Political Strategy for a Permanent Democratic Majority

Cloture and Party Unity

One of the more profound changes in American governance in recent years has been the normalization of the Senate filibuster–or, to be more precise, the threat of a Senate filibuster, since actual filibusters rarely occur. To make a very long story short, since 60 votes are needed to invoke cloture and cut off debate on any measure that doesn’t benefit from special rules (e.g., a budget reconciliation bill), a de facto 60-vote requirement has emerged for passage of legislation in the Senate. Hence, all the excitement about Al Franken becoming the 60th Democratic Senator.
In the train of this development has been a growing obsession with partisan ideological unity. If getting legislation through the Senate requires 60 votes, then no party can tolerate much in the way of defections. And by the same token, undecided senators in either party can exercise an enormous amount of power on close votes–as we saw when “centrist” Democratic and Republican senators reshaped the economic stimulus bill.
As J.P. Green noted a couple of days ago, there’s already a lot of agonizing going on about the relative willingness of Senate Democratic leaders to put the screws to “centrist” red-state Democrats on health care reform, including such specific measures as a strong public option. I say “agonizing” because many Democrats are loath to make demands on senators that could endanger their political careers, and because it’s often hard to know on any particular piece of legislation where to draw the line that separates party discipline from party bondage.
That’s why yesterday’s statement by Senate Democratic Whip Dick Durbin defining party discipline not in terms of support for the “public option” or cap-and-trade or any other substantive position, but in terms of unity on cloture votes, was potentially very significant if it represents the beginning of a serious and sustained effort. It serves as a reminder that 60 votes are not in fact required to enact legislation in the Senate, and that supporting cloture is not in fact the same as supporting passage of a given bill. Inversely, a vote against cloture is (except in the rare circumstances of a rushed Senate bill) a vote to do nothing–to obstruct any and all legislation in favor of the status quo. And unless I am missing something, no senator has ever been defeated for re-election solely on the basis of voting for cloture on a bill they intend ultimately to oppose.
Insisting on these forgotten facts day in and day out could have an effect, if only to undermine the sixty-votes-myth and force wavering Democratic senators to explain why heterodox views require them to obstruct any action on major challenges facing the country, as though their constituents pay any real attention to procedural votes (news flash: they don’t).
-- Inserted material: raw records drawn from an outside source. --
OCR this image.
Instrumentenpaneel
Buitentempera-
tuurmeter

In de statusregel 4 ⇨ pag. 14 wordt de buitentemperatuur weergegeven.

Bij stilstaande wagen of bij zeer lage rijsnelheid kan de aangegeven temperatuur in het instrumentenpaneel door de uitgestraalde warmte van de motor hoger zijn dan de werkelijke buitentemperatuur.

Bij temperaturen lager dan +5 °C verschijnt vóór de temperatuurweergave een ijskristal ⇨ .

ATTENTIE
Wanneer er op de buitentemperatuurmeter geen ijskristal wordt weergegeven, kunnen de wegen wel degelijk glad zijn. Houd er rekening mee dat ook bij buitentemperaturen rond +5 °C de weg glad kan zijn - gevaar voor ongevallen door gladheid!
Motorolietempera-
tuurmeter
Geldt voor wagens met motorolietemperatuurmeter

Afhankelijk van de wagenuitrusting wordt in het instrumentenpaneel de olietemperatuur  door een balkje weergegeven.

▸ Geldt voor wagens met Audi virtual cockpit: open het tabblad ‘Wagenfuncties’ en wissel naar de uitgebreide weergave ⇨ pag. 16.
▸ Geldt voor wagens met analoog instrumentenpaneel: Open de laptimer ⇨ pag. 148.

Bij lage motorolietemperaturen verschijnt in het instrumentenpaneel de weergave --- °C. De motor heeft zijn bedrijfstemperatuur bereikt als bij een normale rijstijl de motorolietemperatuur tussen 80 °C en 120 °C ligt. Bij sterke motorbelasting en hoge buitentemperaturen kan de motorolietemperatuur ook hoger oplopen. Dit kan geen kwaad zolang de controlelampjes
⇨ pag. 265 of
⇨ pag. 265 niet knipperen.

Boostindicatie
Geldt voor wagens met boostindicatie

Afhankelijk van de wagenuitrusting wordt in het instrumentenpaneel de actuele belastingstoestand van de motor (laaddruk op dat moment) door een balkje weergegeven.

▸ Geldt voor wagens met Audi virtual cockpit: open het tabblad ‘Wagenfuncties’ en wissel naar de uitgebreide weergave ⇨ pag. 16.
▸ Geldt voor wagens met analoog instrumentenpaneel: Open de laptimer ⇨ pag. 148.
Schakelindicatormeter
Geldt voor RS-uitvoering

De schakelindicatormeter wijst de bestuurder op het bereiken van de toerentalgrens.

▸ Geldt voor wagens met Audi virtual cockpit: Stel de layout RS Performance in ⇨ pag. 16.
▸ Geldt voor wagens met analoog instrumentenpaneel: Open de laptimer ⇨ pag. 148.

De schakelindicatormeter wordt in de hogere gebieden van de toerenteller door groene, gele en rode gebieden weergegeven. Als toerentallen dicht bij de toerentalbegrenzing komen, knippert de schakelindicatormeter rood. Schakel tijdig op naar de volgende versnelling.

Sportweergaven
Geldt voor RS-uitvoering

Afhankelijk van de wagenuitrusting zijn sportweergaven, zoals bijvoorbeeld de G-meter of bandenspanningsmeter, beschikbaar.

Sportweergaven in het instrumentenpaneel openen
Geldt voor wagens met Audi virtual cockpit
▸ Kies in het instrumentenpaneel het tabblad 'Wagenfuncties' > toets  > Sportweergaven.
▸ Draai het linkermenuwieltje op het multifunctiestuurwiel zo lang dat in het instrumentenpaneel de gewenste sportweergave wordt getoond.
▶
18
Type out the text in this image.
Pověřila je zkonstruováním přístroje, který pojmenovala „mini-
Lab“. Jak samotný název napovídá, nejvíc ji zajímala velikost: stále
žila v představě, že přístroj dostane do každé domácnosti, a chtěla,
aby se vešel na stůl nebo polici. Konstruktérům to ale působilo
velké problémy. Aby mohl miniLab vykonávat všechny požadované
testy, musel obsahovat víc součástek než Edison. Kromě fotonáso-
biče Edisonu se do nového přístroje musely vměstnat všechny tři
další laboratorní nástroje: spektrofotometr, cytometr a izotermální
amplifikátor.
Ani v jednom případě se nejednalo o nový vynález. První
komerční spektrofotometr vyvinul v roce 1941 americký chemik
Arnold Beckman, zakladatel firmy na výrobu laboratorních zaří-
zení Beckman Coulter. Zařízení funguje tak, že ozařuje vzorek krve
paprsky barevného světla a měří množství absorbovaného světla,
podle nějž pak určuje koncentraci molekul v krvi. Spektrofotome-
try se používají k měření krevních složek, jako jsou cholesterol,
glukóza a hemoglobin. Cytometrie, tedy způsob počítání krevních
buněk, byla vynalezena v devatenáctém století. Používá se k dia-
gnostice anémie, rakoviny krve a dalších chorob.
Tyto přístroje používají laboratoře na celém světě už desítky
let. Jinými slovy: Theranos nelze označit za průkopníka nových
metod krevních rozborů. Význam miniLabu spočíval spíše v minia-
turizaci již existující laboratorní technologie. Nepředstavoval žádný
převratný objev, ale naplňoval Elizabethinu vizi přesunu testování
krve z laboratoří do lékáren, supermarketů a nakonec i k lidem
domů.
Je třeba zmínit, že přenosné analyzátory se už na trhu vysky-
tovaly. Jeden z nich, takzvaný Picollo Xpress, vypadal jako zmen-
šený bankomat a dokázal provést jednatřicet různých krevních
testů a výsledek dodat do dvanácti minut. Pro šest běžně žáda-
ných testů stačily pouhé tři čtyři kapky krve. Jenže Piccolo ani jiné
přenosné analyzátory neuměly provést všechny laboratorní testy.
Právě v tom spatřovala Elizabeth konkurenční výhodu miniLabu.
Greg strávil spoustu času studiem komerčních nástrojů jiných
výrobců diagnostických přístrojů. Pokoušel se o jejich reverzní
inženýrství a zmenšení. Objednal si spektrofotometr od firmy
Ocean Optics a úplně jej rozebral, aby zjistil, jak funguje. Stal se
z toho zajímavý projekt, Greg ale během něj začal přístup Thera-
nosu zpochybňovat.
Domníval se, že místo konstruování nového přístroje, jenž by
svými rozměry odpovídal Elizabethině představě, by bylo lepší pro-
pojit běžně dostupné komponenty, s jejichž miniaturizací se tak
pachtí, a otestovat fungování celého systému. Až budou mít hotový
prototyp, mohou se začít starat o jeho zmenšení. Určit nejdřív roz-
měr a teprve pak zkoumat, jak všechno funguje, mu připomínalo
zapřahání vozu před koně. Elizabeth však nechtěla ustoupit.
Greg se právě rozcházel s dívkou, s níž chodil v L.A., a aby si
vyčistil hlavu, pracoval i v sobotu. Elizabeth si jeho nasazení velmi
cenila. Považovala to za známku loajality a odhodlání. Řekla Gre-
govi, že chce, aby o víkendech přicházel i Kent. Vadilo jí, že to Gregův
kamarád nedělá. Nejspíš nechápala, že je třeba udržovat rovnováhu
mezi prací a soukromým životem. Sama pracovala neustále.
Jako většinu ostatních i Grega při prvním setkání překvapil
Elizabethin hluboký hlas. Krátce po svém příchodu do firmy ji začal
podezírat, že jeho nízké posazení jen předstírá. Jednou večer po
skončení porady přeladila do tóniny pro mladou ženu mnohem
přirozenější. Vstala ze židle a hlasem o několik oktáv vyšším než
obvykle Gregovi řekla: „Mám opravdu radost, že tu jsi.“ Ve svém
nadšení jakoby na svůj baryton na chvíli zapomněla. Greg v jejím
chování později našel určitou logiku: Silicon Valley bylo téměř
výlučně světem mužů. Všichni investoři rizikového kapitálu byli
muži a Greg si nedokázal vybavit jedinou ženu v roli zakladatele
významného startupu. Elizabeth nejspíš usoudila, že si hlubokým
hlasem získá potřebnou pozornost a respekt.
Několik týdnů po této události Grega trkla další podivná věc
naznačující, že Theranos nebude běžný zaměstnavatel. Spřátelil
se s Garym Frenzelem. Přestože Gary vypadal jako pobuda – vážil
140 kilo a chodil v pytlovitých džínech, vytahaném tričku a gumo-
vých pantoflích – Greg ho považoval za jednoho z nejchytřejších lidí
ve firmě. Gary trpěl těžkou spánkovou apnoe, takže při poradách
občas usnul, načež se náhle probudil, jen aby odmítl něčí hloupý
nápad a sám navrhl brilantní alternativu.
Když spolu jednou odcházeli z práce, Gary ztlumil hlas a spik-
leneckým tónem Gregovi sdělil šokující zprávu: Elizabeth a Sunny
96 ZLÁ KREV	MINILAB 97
That should be a given. The harder question is whether the next step should be to impose real sanctions on senators who rebel on cloture votes. My personal feeling is that supporting a filibuster against your own party and your own party’s president should be treated as a serious and rare measure on major issues of conscience where the sacrifice of some of the prerogatives of seniority are a small price to pay. So maybe that price really should be paid. But at a minimum, the practice of thinking of cloture votes as identical to substantive votes, and tolerating defections on the former as just the same as the latter, needs to come to an end. There is no sixty-Senate-vote requirement for the enactment of regular legislation in the Constitution or in the Senate rules. We don’t need lockstep Democratic unity on policy initiatives. We just need unity on the simple matter of allowing the Senate to vote.
UPCATEGORY: Democratic Strategist

2 comments on “Cloture and Party Unity

  1. RobbUry on

    What are the compelling reasons for the Democrats to not force an actual filibuster? The Republicans seem to threaten filibuster over every Democrat bill that comes anywhere near a vote. There must be some very good reasons to not for the Republicans to actually stay on the floor and “debate”, though I can’t imagine what they are. Is it even possible to filibuster as many bills as they threaten to?
    Or the nukular option? When they were the minority, every time the Democrats even thought ‘filibuster’ the Republicans countered with the “Nuclear Option” threat. I haven’t heard that threat once since the majority changed hands.